En Somos Tutoría Maipo, se conformaron 67 duplas entre tutores voluntarios y estudiantes de IV medio pertenecientes a siete liceos de la zona de Buin y Paine. A raíz de esto, se donaron 165 horas a la comunidad, ayudando a la construcción de proyectos de vida y a la toma de decisiones sobre el futuro de decenas de jóvenes de la zona.

Por su parte, Somos Medioambiente Maipo movilizó a 22 voluntarios de 14 empresas y benefició a 130 estudiantes, fortaleciendo la educación ambiental y el cuidado de la biodiversidad local.
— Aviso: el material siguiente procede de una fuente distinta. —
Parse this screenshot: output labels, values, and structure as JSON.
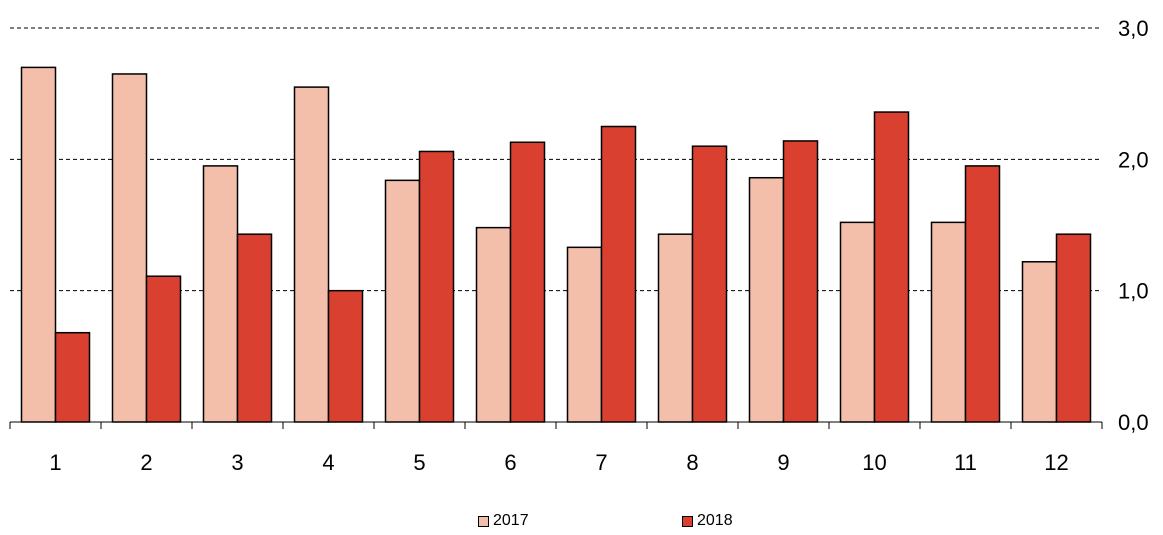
{
  "chart_data": {
    "type": "bar",
    "categories": [
      "1",
      "2",
      "3",
      "4",
      "5",
      "6",
      "7",
      "8",
      "9",
      "10",
      "11",
      "12"
    ],
    "series": [
      {
        "name": "2017",
        "color": "#f4bfaa",
        "values": [
          2.7,
          2.65,
          1.95,
          2.55,
          1.84,
          1.48,
          1.33,
          1.43,
          1.86,
          1.52,
          1.52,
          1.22
        ]
      },
      {
        "name": "2018",
        "color": "#d94030",
        "values": [
          0.68,
          1.11,
          1.43,
          1.0,
          2.06,
          2.13,
          2.25,
          2.1,
          2.14,
          2.36,
          1.95,
          1.43
        ]
      }
    ],
    "y_ticks": [
      "0,0",
      "1,0",
      "2,0",
      "3,0"
    ],
    "ylim": [
      0,
      3
    ],
    "y_axis_position": "right",
    "grid": "horizontal dashed",
    "legend_position": "bottom"
  }
}
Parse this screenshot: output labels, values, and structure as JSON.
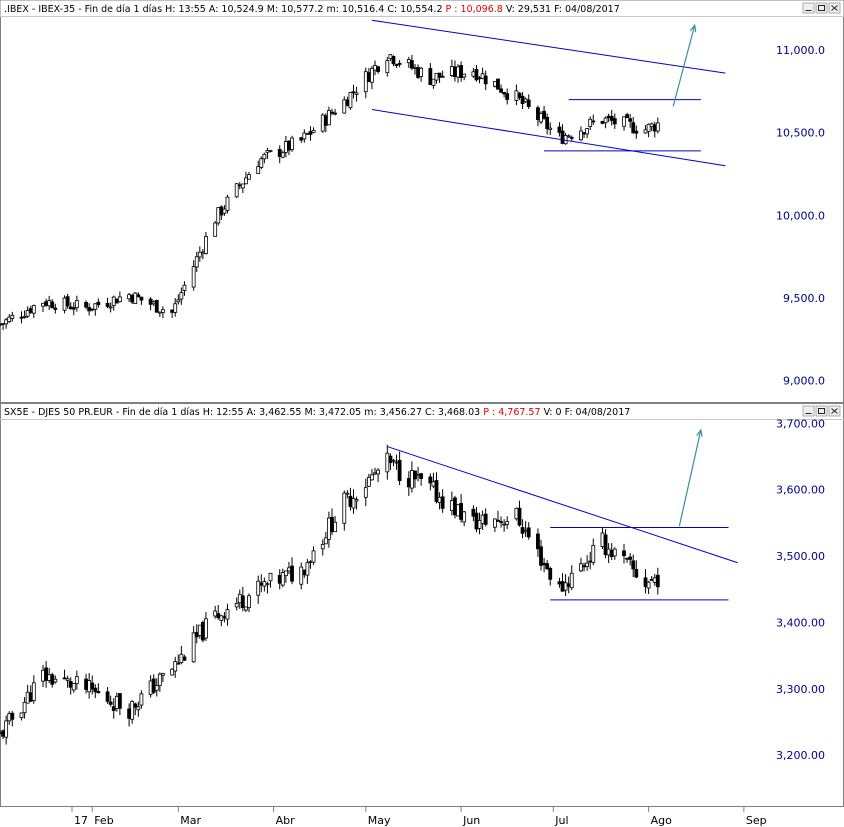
{
  "panel1": {
    "header": {
      "symbol": ".IBEX",
      "name": "IBEX-35",
      "period": "Fin de día 1 días",
      "H": "H: 13:55",
      "A": "A: 10,524.9",
      "M": "M: 10,577.2",
      "m": "m: 10,516.4",
      "C": "C: 10,554.2",
      "P": "P : 10,096.8",
      "V": "V: 29,531",
      "F": "F: 04/08/2017"
    }
  },
  "panel2": {
    "header": {
      "symbol": "SX5E",
      "name": "DJES 50 PR.EUR",
      "period": "Fin de día 1 días",
      "H": "H: 12:55",
      "A": "A: 3,462.55",
      "M": "M: 3,472.05",
      "m": "m: 3,456.27",
      "C": "C: 3,468.03",
      "P": "P : 4,767.57",
      "V": "V: 0",
      "F": "F: 04/08/2017"
    }
  },
  "x_axis": {
    "labels": [
      "17",
      "Feb",
      "Mar",
      "Abr",
      "May",
      "Jun",
      "Jul",
      "Ago",
      "Sep"
    ]
  },
  "colors": {
    "candle": "#000000",
    "trendline": "#0000cd",
    "arrow": "#3a8f9a",
    "axis_text": "#00008b",
    "header_red": "#e00000"
  },
  "chart_data": [
    {
      "type": "candlestick",
      "title": ".IBEX - IBEX-35 - Fin de día 1 días",
      "ytick_labels": [
        "9,000.0",
        "9,500.0",
        "10,000.0",
        "10,500.0",
        "11,000.0"
      ],
      "ylim": [
        8870,
        11200
      ],
      "xlim": [
        "2017-01-02",
        "2017-09-16"
      ],
      "series": [
        {
          "x": [
            "2017-01-02",
            "2017-01-16",
            "2017-01-30",
            "2017-02-13",
            "2017-02-27",
            "2017-03-13",
            "2017-03-27",
            "2017-04-10",
            "2017-04-24",
            "2017-05-08",
            "2017-05-22",
            "2017-06-05",
            "2017-06-19",
            "2017-07-03",
            "2017-07-17",
            "2017-07-31",
            "2017-08-04"
          ],
          "close": [
            9340,
            9480,
            9440,
            9520,
            9410,
            9980,
            10330,
            10450,
            10690,
            10980,
            10830,
            10880,
            10710,
            10470,
            10580,
            10520,
            10554
          ]
        }
      ],
      "annotations": [
        {
          "type": "channel",
          "from": [
            "2017-05-03",
            11180
          ],
          "to": [
            "2017-08-26",
            10860
          ]
        },
        {
          "type": "channel",
          "from": [
            "2017-05-03",
            10640
          ],
          "to": [
            "2017-08-26",
            10300
          ]
        },
        {
          "type": "resistance",
          "from": [
            "2017-07-06",
            10700
          ],
          "to": [
            "2017-08-18",
            10700
          ]
        },
        {
          "type": "support",
          "from": [
            "2017-06-28",
            10390
          ],
          "to": [
            "2017-08-18",
            10390
          ]
        },
        {
          "type": "arrow_up",
          "from": [
            "2017-08-09",
            10660
          ],
          "to": [
            "2017-08-16",
            11150
          ]
        }
      ]
    },
    {
      "type": "candlestick",
      "title": "SX5E - DJES 50 PR.EUR - Fin de día 1 días",
      "ytick_labels": [
        "3,200.00",
        "3,300.00",
        "3,400.00",
        "3,500.00",
        "3,600.00",
        "3,700.00"
      ],
      "ylim": [
        3125,
        3705
      ],
      "xlim": [
        "2017-01-02",
        "2017-09-16"
      ],
      "series": [
        {
          "x": [
            "2017-01-02",
            "2017-01-16",
            "2017-01-30",
            "2017-02-13",
            "2017-02-27",
            "2017-03-13",
            "2017-03-27",
            "2017-04-10",
            "2017-04-24",
            "2017-05-08",
            "2017-05-22",
            "2017-06-05",
            "2017-06-19",
            "2017-07-03",
            "2017-07-17",
            "2017-07-31",
            "2017-08-04"
          ],
          "close": [
            3230,
            3320,
            3300,
            3270,
            3330,
            3410,
            3450,
            3480,
            3580,
            3640,
            3600,
            3550,
            3560,
            3450,
            3520,
            3460,
            3468
          ]
        }
      ],
      "annotations": [
        {
          "type": "trendline",
          "from": [
            "2017-05-08",
            3665
          ],
          "to": [
            "2017-08-30",
            3490
          ]
        },
        {
          "type": "resistance",
          "from": [
            "2017-06-30",
            3543
          ],
          "to": [
            "2017-08-27",
            3543
          ]
        },
        {
          "type": "support",
          "from": [
            "2017-06-30",
            3434
          ],
          "to": [
            "2017-08-27",
            3434
          ]
        },
        {
          "type": "arrow_up",
          "from": [
            "2017-08-11",
            3545
          ],
          "to": [
            "2017-08-18",
            3690
          ]
        }
      ]
    }
  ]
}
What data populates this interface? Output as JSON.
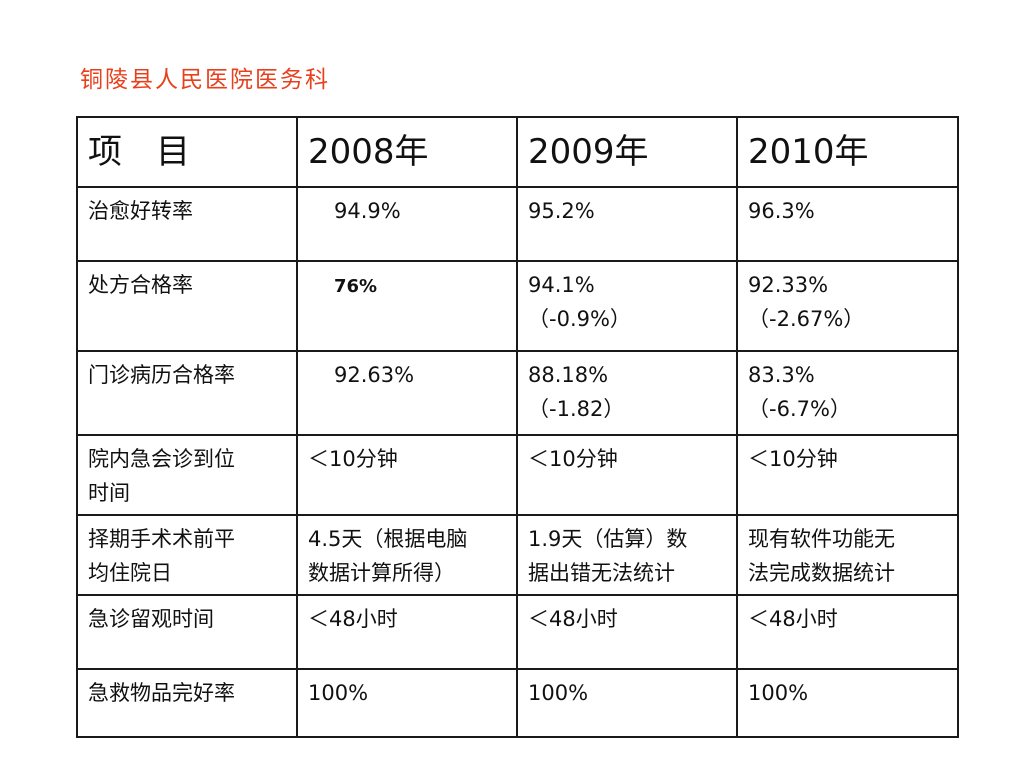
{
  "title": "铜陵县人民医院医务科",
  "table": {
    "header": [
      "项　目",
      "2008年",
      "2009年",
      "2010年"
    ],
    "rows": [
      {
        "item": "治愈好转率",
        "y2008": "94.9%",
        "y2009": "95.2%",
        "y2010": "96.3%"
      },
      {
        "item": "处方合格率",
        "y2008": "76%",
        "y2009": [
          "94.1%",
          "（-0.9%）"
        ],
        "y2010": [
          "92.33%",
          "（-2.67%）"
        ]
      },
      {
        "item": "门诊病历合格率",
        "y2008": "92.63%",
        "y2009": [
          "88.18%",
          "（-1.82）"
        ],
        "y2010": [
          "83.3%",
          "（-6.7%）"
        ]
      },
      {
        "item": [
          "院内急会诊到位",
          "时间"
        ],
        "y2008": "＜10分钟",
        "y2009": "＜10分钟",
        "y2010": "＜10分钟"
      },
      {
        "item": [
          "择期手术术前平",
          "均住院日"
        ],
        "y2008": [
          "4.5天（根据电脑",
          "数据计算所得）"
        ],
        "y2009": [
          "1.9天（估算）数",
          "据出错无法统计"
        ],
        "y2010": [
          "现有软件功能无",
          "法完成数据统计"
        ]
      },
      {
        "item": "急诊留观时间",
        "y2008": "＜48小时",
        "y2009": "＜48小时",
        "y2010": "＜48小时"
      },
      {
        "item": "急救物品完好率",
        "y2008": "100%",
        "y2009": "100%",
        "y2010": "100%"
      }
    ]
  },
  "colors": {
    "accent_red": "#e8401c",
    "text": "#111111",
    "border": "#1a1a1a"
  }
}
A través de Somos + Cultura Maipo, 397 estudiantes participaron en 13 visitas pedagógicas que acercaron el patrimonio y la identidad cultural del territorio a las nuevas generaciones, donando 20 horas a la comunidad dedicadas a enriquecer los aprendizajes más allá de la sala de clases.

En Somos Comunidad Maipo, sus tres iniciativas articuladas: Matemática en Movimiento, los conciertos de música clásica y las charlas de emprendimiento beneficiaron a 736 estudiantes. Todo esto gracias al trabajo en conjunto de cinco empresas.

Mientras tanto, Somos ProMaipo continuó fortaleciendo el trabajo colaborativo entre empresas mediante dos encuentros de la Red Factor Humano Maipo y cuatro oportunidades de articulación vinculadas a estrategias de sostenibilidad. Durante este semestre, el 46% de nuestras empresas socias participaron en actividades de voluntariado, y de ellas, el 88% lo hizo a través de programas permanentes, demostrando un compromiso sostenido con el desarrollo de la zona del Maipo.

Nada de esto ocurre de manera aislada. Durante el semestre nos articulamos con 45 organizaciones para fortalecer nuestros programas, ampliar nuestro alcance y enriquecer nuestra labor. Cada alianza, cada conversación y cada esfuerzo compartido nos recuerda que el desarrollo sostenible se construye en comunidad.
Más allá de los números, lo que celebramos son las historias que hay detrás de ellos: estudiantes que descubren nuevas oportunidades, niños que desarrollan el gusto por la lectura, empresas que se involucran activamente con su entorno y voluntarios que deciden aportar desde aquello que saben y pueden ofrecer.
Gracias a cada persona, empresa, organización y comunidad educativa que ha sido parte de este recorrido. Seguimos avanzando con la convicción de que un territorio cambia cuando su gente decide involucrarse. Porque cuando la comunidad se une, el impacto se multiplica.